Warga juga menduga kuat usaha tersebut tidak memiliki izin resmi. Hingga saat ini tidak ada informasi mengenai legalitas usaha maupun persetujuan masyarakat sekitar terhadap aktivitas pembakaran yang berlangsung di tengah permukiman padat.
Padahal secara aturan, usaha pembakaran arang batok kelapa termasuk kegiatan yang wajib memenuhi ketentuan perizinan berusaha berbasis risiko.
Melalui sistem Online Single Submission (OSS), pelaku usaha diwajibkan memiliki Nomor Induk Berusaha (NIB) serta dokumen lingkungan seperti UKL-UPL atau Surat Pernyataan Pengelolaan Lingkungan (SPPL).
Selain itu, kegiatan pembakaran yang menghasilkan emisi asap intens wajib mematuhi standar teknis pengendalian pencemaran udara sebagaimana diatur dalam Peraturan Menteri Lingkungan Hidup dan Kehutanan Nomor 5 Tahun 2021.
Jika terbukti beroperasi tanpa izin dan menimbulkan pencemaran, pelaku usaha dapat dikenakan sanksi administratif hingga penghentian kegiatan oleh Dinas Lingkungan Hidup.
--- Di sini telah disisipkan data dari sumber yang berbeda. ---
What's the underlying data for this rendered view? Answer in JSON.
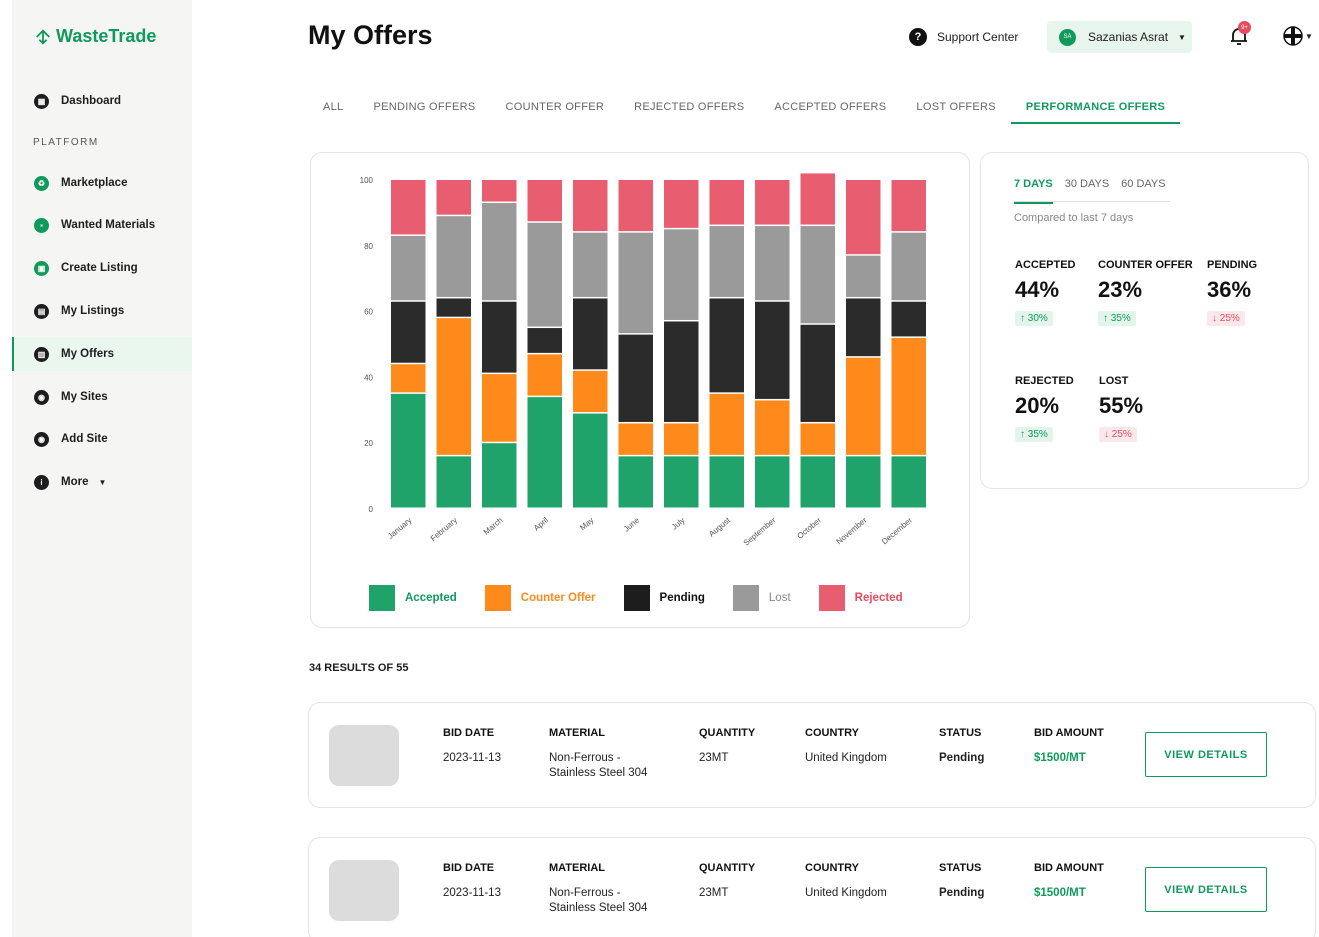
{
  "app": {
    "logo_text": "WasteTrade"
  },
  "sidebar": {
    "section_label": "PLATFORM",
    "items": [
      {
        "label": "Dashboard",
        "icon": "dashboard-icon"
      },
      {
        "label": "Marketplace",
        "icon": "recycle-icon"
      },
      {
        "label": "Wanted Materials",
        "icon": "lock-icon"
      },
      {
        "label": "Create Listing",
        "icon": "create-listing-icon"
      },
      {
        "label": "My Listings",
        "icon": "listings-icon"
      },
      {
        "label": "My Offers",
        "icon": "offers-icon"
      },
      {
        "label": "My Sites",
        "icon": "location-pin-icon"
      },
      {
        "label": "Add Site",
        "icon": "add-site-icon"
      },
      {
        "label": "More",
        "icon": "info-icon"
      }
    ]
  },
  "header": {
    "title": "My Offers",
    "support_label": "Support Center",
    "user_name": "Sazanias Asrat",
    "user_initials": "SA",
    "notification_badge": "9+"
  },
  "tabs": [
    "ALL",
    "PENDING OFFERS",
    "COUNTER OFFER",
    "REJECTED OFFERS",
    "ACCEPTED OFFERS",
    "LOST OFFERS",
    "PERFORMANCE OFFERS"
  ],
  "active_tab": 6,
  "colors": {
    "brand": "#0f9a5c",
    "accepted": "#1fa36b",
    "counter": "#ff8a1c",
    "pending": "#2b2b2b",
    "lost": "#9a9a9a",
    "rejected": "#e85e70"
  },
  "chart_data": {
    "type": "bar",
    "stacked": true,
    "categories": [
      "January",
      "February",
      "March",
      "April",
      "May",
      "June",
      "July",
      "August",
      "September",
      "October",
      "November",
      "December"
    ],
    "series": [
      {
        "name": "Accepted",
        "values": [
          35,
          16,
          20,
          34,
          29,
          16,
          16,
          16,
          16,
          16,
          16,
          16
        ]
      },
      {
        "name": "Counter Offer",
        "values": [
          9,
          42,
          21,
          13,
          13,
          10,
          10,
          19,
          17,
          10,
          30,
          36
        ]
      },
      {
        "name": "Pending",
        "values": [
          19,
          6,
          22,
          8,
          22,
          27,
          31,
          29,
          30,
          30,
          18,
          11
        ]
      },
      {
        "name": "Lost",
        "values": [
          20,
          25,
          30,
          32,
          20,
          31,
          28,
          22,
          23,
          30,
          13,
          21
        ]
      },
      {
        "name": "Rejected",
        "values": [
          17,
          11,
          7,
          13,
          16,
          16,
          15,
          14,
          14,
          16,
          23,
          16
        ]
      }
    ],
    "ylim": [
      0,
      100
    ],
    "yticks": [
      0,
      20,
      40,
      60,
      80,
      100
    ],
    "legend_position": "bottom"
  },
  "stats": {
    "periods": [
      "7 DAYS",
      "30 DAYS",
      "60 DAYS"
    ],
    "active_period": 0,
    "compared_text": "Compared to last 7 days",
    "items": [
      {
        "label": "ACCEPTED",
        "value": "44%",
        "change": "↑ 30%",
        "direction": "up"
      },
      {
        "label": "COUNTER OFFER",
        "value": "23%",
        "change": "↑ 35%",
        "direction": "up"
      },
      {
        "label": "PENDING",
        "value": "36%",
        "change": "↓ 25%",
        "direction": "down"
      },
      {
        "label": "REJECTED",
        "value": "20%",
        "change": "↑ 35%",
        "direction": "up"
      },
      {
        "label": "LOST",
        "value": "55%",
        "change": "↓ 25%",
        "direction": "down"
      }
    ]
  },
  "results_text": "34 RESULTS OF 55",
  "offer_headers": {
    "bid_date": "BID DATE",
    "material": "MATERIAL",
    "quantity": "QUANTITY",
    "country": "COUNTRY",
    "status": "STATUS",
    "bid_amount": "BID AMOUNT"
  },
  "offers": [
    {
      "bid_date": "2023-11-13",
      "material_line1": "Non-Ferrous -",
      "material_line2": "Stainless Steel 304",
      "quantity": "23MT",
      "country": "United Kingdom",
      "status": "Pending",
      "bid_amount": "$1500/MT",
      "button": "VIEW DETAILS"
    },
    {
      "bid_date": "2023-11-13",
      "material_line1": "Non-Ferrous -",
      "material_line2": "Stainless Steel 304",
      "quantity": "23MT",
      "country": "United Kingdom",
      "status": "Pending",
      "bid_amount": "$1500/MT",
      "button": "VIEW DETAILS"
    }
  ]
}
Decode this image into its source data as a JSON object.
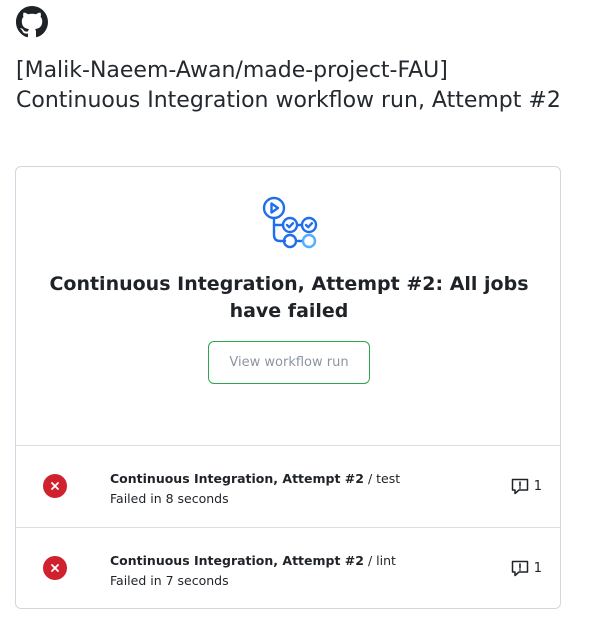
{
  "header": {
    "title": "[Malik-Naeem-Awan/made-project-FAU] Continuous Integration workflow run, Attempt #2"
  },
  "card": {
    "headline": "Continuous Integration, Attempt #2: All jobs have failed",
    "button_label": "View workflow run"
  },
  "jobs": [
    {
      "workflow": "Continuous Integration, Attempt #2",
      "separator": " / ",
      "job": "test",
      "status": "Failed in 8 seconds",
      "annotation_count": "1"
    },
    {
      "workflow": "Continuous Integration, Attempt #2",
      "separator": " / ",
      "job": "lint",
      "status": "Failed in 7 seconds",
      "annotation_count": "1"
    }
  ],
  "icons": {
    "logo": "github-logo",
    "workflow": "workflow-icon",
    "failure": "x-circle-icon",
    "annotation": "comment-alert-icon"
  },
  "colors": {
    "failure": "#cf222e",
    "button_border": "#2da44e",
    "workflow_icon_stroke": "#1f6feb",
    "workflow_icon_pending": "#54aeff",
    "text": "#1f2328",
    "muted": "#8c959f",
    "border": "#d0d7de"
  }
}
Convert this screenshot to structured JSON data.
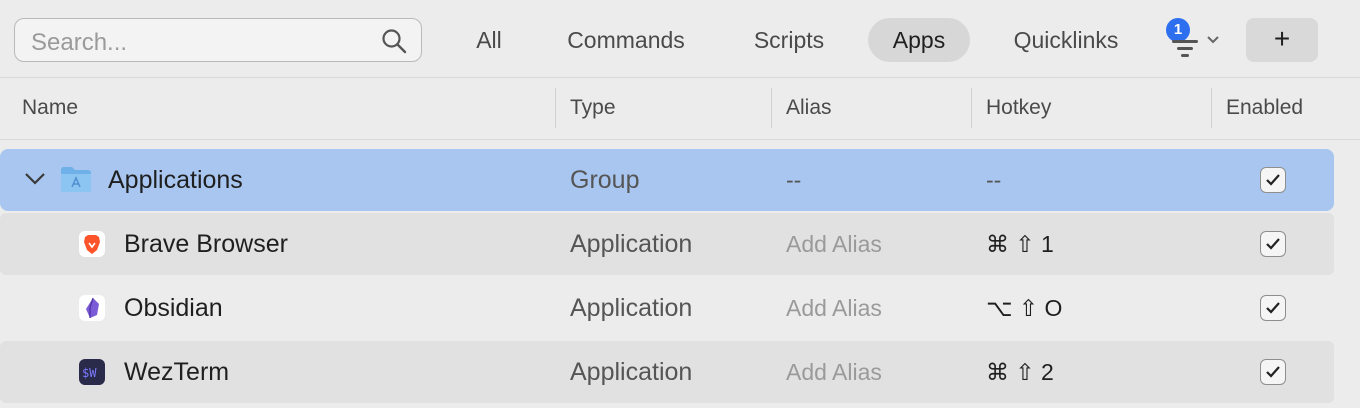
{
  "search": {
    "placeholder": "Search..."
  },
  "tabs": [
    {
      "label": "All"
    },
    {
      "label": "Commands"
    },
    {
      "label": "Scripts"
    },
    {
      "label": "Apps"
    },
    {
      "label": "Quicklinks"
    }
  ],
  "active_tab": "Apps",
  "filter": {
    "badge": "1"
  },
  "add_button": {
    "label": "+"
  },
  "columns": {
    "name": "Name",
    "type": "Type",
    "alias": "Alias",
    "hotkey": "Hotkey",
    "enabled": "Enabled"
  },
  "rows": [
    {
      "name": "Applications",
      "type": "Group",
      "alias": "--",
      "hotkey": "--",
      "enabled": true
    },
    {
      "name": "Brave Browser",
      "type": "Application",
      "alias": "Add Alias",
      "hotkey": "⌘ ⇧ 1",
      "enabled": true,
      "icon": "brave-icon"
    },
    {
      "name": "Obsidian",
      "type": "Application",
      "alias": "Add Alias",
      "hotkey": "⌥ ⇧ O",
      "enabled": true,
      "icon": "obsidian-icon"
    },
    {
      "name": "WezTerm",
      "type": "Application",
      "alias": "Add Alias",
      "hotkey": "⌘ ⇧ 2",
      "enabled": true,
      "icon": "wezterm-icon"
    }
  ],
  "colors": {
    "selection": "#a8c6f0",
    "badge": "#2e6ff0"
  }
}
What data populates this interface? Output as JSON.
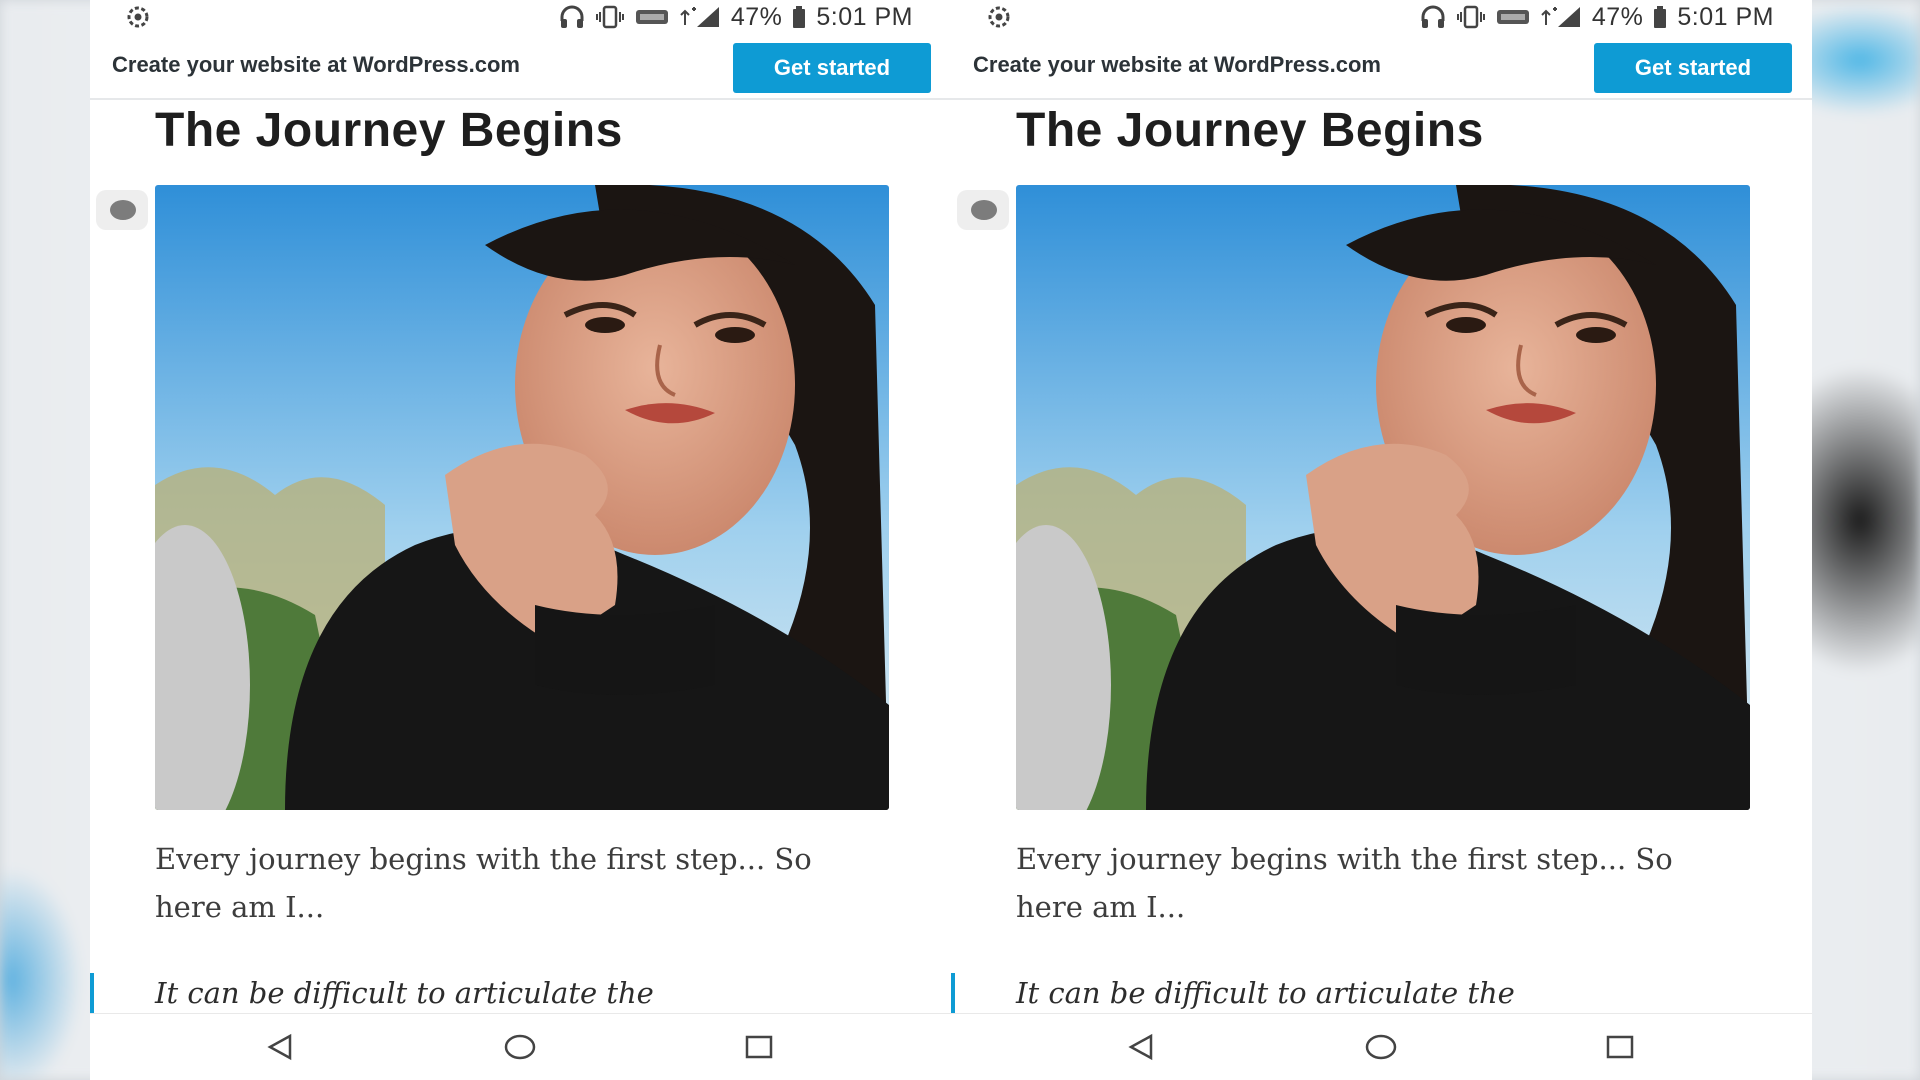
{
  "status_bar": {
    "time": "5:01 PM",
    "battery": "47%",
    "icons": [
      "settings-icon",
      "headphones-icon",
      "vibrate-icon",
      "volte-icon",
      "signal-icon",
      "battery-icon"
    ]
  },
  "banner": {
    "text": "Create your website at WordPress.com",
    "button_label": "Get started",
    "button_color": "#0e9bd4"
  },
  "post": {
    "title": "The Journey Begins",
    "paragraph": "Every journey begins with the first step... So here am I...",
    "quote": "It can be difficult to articulate the"
  },
  "nav_bar": {
    "icons": [
      "back-icon",
      "home-icon",
      "recents-icon"
    ]
  }
}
Bahkan dalam Undang-Undang Nomor 32 Tahun 2009 tentang Perlindungan dan Pengelolaan Lingkungan Hidup, pelaku usaha yang terbukti mencemari lingkungan dapat dikenai sanksi hukum.
Warga kini berharap pemerintah daerah segera turun tangan melakukan pemeriksaan dan kajian dampak lingkungan secara menyeluruh. Mereka khawatir jika dibiarkan terus berlangsung, pencemaran dari pembakaran arang batok kelapa itu tidak hanya merusak lingkungan tetapi juga membahayakan kesehatan masyarakat dalam jangka panjang.
“Kami tidak menolak orang mencari nafkah. Tapi kalau usaha itu membuat warga sesak napas, merusak tanaman, dan mencemari lingkungan, pemerintah harus bertindak. Jangan sampai lingkungan kami rusak hanya karena usaha yang diduga tidak berizin,” tegas salah satu warga.